The inescapable problem of cyber attacks


Another day, another huge cybersecurity breach. Last week, it was Twitch, Amazon’s live streaming platform, that underwent the public disclosure of its source code, big-star earnings and other sensitive information.

Cyber ​​attacks are quickly becoming a thorny, large-scale global security problem. The United States alone suffered around 65,000 ransomware attacks last year, and the massive Solar Winds hack exposed big cybersecurity gaps within the federal government. This helps explain why US experts recently interviewed by Axa cited cyber risk as their biggest concern this year, and global experts ranked it second behind climate change.

The diffuse nature of the problem makes it particularly difficult to deal with. The attacks come from everywhere. Some are state sponsored or ideologically driven, while others are all about money. Many victims are reluctant to admit that they have been hacked. Some fear that sharing too much information about methods publicly will just empower bad actors.

However, it is quickly becoming clear that governments need to take a much more active role in information gathering and sharing and defense coordination. The US Senate is considering a bill requiring government agencies, contractors and critical infrastructure companies to report all cybersecurity incidents and ransomware attacks to the Cybersecurity and Infrastructure Security Agency within 24 hours, or face heavy fines. “If we can’t see it, we can’t defend ourselves effectively,” said Jen Easterly, who heads the agency, recently.

The Australian parliament is moving in the same direction.
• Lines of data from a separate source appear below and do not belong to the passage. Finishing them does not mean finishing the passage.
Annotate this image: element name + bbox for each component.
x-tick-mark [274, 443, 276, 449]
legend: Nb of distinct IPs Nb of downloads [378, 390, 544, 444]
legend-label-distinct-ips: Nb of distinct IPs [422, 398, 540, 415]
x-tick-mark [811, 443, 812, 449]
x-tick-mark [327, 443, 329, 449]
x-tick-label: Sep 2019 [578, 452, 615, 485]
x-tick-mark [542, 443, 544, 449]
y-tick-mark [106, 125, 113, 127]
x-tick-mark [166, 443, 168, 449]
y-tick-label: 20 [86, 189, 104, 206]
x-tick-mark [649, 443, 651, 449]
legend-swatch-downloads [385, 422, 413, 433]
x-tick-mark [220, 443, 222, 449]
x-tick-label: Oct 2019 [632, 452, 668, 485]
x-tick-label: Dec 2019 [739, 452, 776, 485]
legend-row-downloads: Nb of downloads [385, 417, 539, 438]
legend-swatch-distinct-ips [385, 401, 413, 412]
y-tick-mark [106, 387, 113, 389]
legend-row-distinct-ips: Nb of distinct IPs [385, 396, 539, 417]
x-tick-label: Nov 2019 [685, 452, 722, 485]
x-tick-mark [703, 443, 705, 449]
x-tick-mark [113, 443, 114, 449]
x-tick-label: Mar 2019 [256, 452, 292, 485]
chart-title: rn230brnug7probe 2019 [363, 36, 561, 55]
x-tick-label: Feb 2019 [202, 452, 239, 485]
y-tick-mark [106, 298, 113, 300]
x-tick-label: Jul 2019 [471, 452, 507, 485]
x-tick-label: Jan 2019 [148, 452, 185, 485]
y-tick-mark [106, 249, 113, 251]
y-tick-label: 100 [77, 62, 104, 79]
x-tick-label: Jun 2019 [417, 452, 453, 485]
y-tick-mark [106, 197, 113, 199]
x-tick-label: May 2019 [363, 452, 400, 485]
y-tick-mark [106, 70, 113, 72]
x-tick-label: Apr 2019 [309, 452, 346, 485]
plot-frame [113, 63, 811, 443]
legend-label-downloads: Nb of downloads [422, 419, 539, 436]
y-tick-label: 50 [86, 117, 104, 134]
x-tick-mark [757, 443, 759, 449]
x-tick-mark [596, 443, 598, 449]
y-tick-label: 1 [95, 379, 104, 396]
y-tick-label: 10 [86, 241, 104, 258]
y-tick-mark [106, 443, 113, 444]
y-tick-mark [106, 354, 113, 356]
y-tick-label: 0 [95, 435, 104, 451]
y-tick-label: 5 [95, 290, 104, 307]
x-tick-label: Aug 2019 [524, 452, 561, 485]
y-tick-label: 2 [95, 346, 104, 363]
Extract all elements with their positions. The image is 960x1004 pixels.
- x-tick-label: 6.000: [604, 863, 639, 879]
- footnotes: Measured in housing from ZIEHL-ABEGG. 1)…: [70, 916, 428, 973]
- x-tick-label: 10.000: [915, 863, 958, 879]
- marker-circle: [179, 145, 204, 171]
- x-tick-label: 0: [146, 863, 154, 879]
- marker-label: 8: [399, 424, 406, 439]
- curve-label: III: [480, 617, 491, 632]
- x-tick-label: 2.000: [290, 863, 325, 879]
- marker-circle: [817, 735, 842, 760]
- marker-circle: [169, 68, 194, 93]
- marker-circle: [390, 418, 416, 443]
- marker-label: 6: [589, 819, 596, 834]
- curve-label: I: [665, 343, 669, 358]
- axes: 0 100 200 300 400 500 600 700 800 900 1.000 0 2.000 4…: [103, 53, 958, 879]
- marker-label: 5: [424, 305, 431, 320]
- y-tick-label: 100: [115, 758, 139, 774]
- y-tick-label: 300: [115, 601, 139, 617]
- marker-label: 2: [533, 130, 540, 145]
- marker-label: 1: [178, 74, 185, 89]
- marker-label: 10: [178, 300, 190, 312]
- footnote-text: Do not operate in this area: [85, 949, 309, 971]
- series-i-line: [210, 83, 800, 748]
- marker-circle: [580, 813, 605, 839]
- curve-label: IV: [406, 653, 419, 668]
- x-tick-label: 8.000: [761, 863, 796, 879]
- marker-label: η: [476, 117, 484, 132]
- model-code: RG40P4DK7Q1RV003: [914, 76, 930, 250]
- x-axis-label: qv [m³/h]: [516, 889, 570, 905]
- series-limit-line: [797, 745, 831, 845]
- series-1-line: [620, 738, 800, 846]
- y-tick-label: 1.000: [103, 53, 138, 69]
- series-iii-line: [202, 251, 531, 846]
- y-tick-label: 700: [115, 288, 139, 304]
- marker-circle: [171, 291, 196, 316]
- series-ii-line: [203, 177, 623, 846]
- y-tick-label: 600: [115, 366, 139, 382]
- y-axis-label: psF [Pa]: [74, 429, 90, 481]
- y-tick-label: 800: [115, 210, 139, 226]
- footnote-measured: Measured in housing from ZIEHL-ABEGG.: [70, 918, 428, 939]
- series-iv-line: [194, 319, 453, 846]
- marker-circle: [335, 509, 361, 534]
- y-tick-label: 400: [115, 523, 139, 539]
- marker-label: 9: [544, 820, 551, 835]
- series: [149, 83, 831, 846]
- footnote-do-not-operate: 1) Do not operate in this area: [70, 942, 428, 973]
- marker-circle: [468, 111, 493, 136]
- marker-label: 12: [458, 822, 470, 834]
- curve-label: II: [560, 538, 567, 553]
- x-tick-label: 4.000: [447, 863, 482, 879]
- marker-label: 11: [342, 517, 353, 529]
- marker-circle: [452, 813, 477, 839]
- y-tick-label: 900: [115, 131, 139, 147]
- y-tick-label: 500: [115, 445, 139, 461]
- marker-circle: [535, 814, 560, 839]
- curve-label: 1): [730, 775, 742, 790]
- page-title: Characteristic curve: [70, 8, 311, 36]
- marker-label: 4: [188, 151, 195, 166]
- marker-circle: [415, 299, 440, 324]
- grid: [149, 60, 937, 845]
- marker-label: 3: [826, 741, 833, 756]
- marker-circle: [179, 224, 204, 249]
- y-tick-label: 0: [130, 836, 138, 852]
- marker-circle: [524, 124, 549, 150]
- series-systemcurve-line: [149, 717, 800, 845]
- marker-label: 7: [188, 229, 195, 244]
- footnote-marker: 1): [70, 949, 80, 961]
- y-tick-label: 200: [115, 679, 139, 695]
The EU, which has taken a lead on many cyberspace issues, adopted incident reporting rules for operators of essential services in 2018.
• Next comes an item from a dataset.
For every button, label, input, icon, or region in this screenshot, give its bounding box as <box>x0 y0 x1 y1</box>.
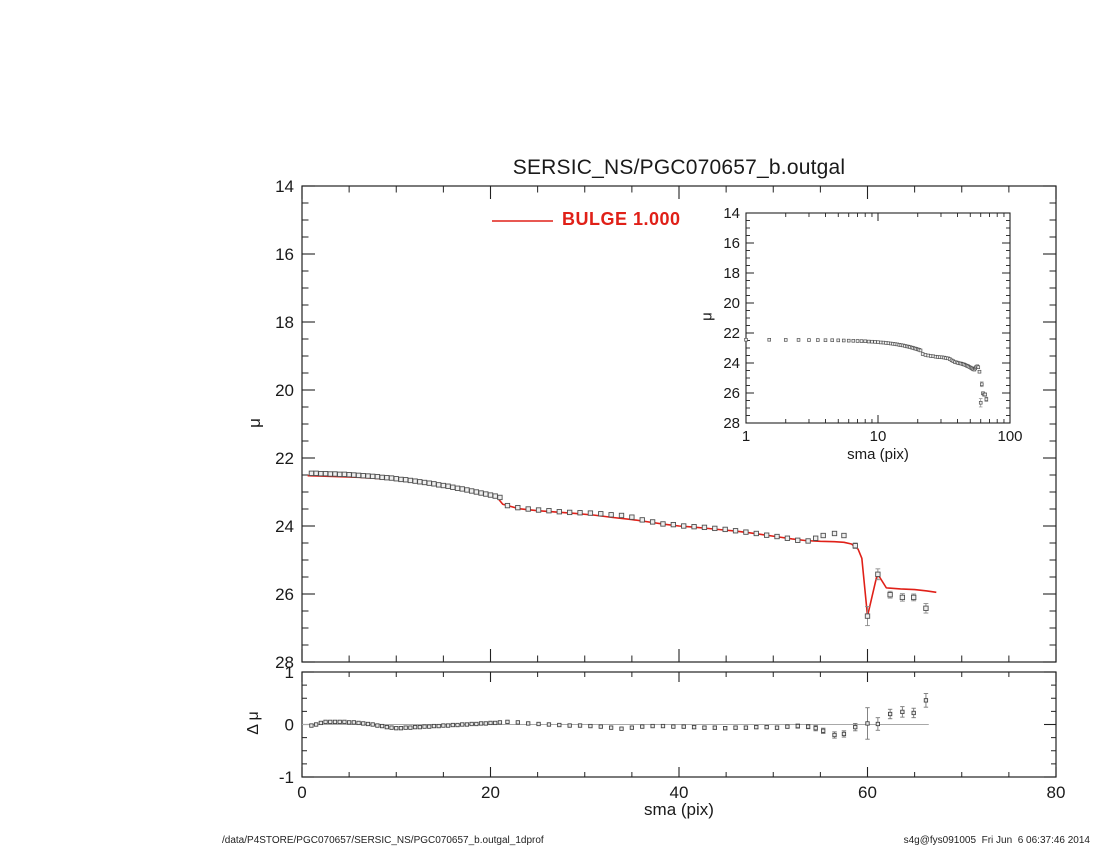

But warning the authorities should only be the first step. Investors have the right to be informed of significant hacks. Clear standards on what this exactly means should be set on a national or global basis, as should accounting definitions for “material” financial events.

As large businesses invest in proper defenses, hackers are likely to direct their attacks against small and medium businesses, most of which will not be covered by these reporting requirements. If they do not share their experiences, hackers will be able to repeatedly exploit the same weaknesses.

Governments need to do a much better job of working together. Hackers do not respect national borders, and computer problems in one country can disrupt many others, as demonstrated by the recent Facebook outage.

A global standards body must bring together national regulators to share information on hacks and vulnerabilities, ensure companies invest in effective cyber defense, and set up watchdog colleges for larger multinational players. One possible model could be the aviation safety regime, which brings together investigators and analysts from the home country of the affected aerospace group as well as those at the crash site. Another way of thinking would be the regulatory host / host structure that is used for banks.

These increasingly common attacks have financial ramifications. The insurance market finds it difficult to price protection against them, and this may prove to be an area, like terrorism and flooding, where government support is needed. Cyber ​​attacks are no longer new. It’s time to stop acting like they are.